A phase III study showed that progression-free survival was significantly prolonged with continuation maintenance with gemcitabine or switch maintenance with erlotinib (Tarceva) compared with observation in patients with advanced non–small cell lung cancer (NSCLC) who received first-line treatment with cisplatin/gemcitabine. Median progression-free survival was 1.9 months for observation patients vs 3.8 months for patients receiving gemcitabine and 2.9 months for those receiving erlotinib. The improved duration in disease control was consistent irrespective of gender, smoking status, and response to induction therapy.

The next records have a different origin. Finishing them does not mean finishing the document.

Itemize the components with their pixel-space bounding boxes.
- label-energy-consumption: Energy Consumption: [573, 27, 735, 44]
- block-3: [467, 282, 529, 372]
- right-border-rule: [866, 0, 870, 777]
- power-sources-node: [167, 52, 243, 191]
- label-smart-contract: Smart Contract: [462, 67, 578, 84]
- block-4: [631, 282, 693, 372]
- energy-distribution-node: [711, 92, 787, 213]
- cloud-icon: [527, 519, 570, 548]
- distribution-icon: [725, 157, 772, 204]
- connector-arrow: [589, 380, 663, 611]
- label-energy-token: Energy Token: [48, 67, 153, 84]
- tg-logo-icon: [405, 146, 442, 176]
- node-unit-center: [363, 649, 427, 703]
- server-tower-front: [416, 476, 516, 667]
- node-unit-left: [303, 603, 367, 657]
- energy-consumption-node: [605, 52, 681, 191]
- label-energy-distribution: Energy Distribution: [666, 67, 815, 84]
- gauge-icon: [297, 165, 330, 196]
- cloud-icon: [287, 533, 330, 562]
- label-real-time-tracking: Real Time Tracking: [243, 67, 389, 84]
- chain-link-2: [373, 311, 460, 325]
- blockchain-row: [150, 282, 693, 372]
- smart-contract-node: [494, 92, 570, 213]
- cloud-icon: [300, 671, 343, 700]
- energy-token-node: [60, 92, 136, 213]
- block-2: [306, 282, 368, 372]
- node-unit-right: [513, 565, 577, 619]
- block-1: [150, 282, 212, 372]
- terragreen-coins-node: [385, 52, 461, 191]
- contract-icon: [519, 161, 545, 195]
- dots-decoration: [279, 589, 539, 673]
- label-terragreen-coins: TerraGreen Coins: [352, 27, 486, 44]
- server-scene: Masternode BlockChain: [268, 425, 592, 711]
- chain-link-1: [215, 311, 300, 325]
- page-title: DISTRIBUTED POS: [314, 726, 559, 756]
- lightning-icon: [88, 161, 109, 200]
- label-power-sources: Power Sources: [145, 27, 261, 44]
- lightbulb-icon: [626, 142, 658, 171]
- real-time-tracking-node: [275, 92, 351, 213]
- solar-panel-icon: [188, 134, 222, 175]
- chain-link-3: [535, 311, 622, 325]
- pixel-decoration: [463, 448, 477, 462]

The study involved 464 patients with stage IIIB/IV NSCLC who were enrolled in 73 centers in France and did not have tumor progression after four cycles of cisplatin-gemcitabine. “Maintenance gemcitabine and erlotinib were well tolerated with no unexpected adverse events,” researchers reported in the Journal of Clinical Oncology.
“Both maintenance strategies resulted in a nonsignificant improvement in overall survival,” the investigators stated. Patients who received the predefined second-line therapy with pemetrexed or who had an Eastern Cooperative Oncology Group (ECOG) performance status of 0 “appeared to derive greater benefit,” the authors added. Exploratory subgroup analysis suggested gemcitabine maintenance therapy might have an overall survival benefit for patients with an objective response to induction chemotherapy, but not those who had stable disease. ■
Pérol M, et al: J Clin Oncol. September 4, 2012 (early release online).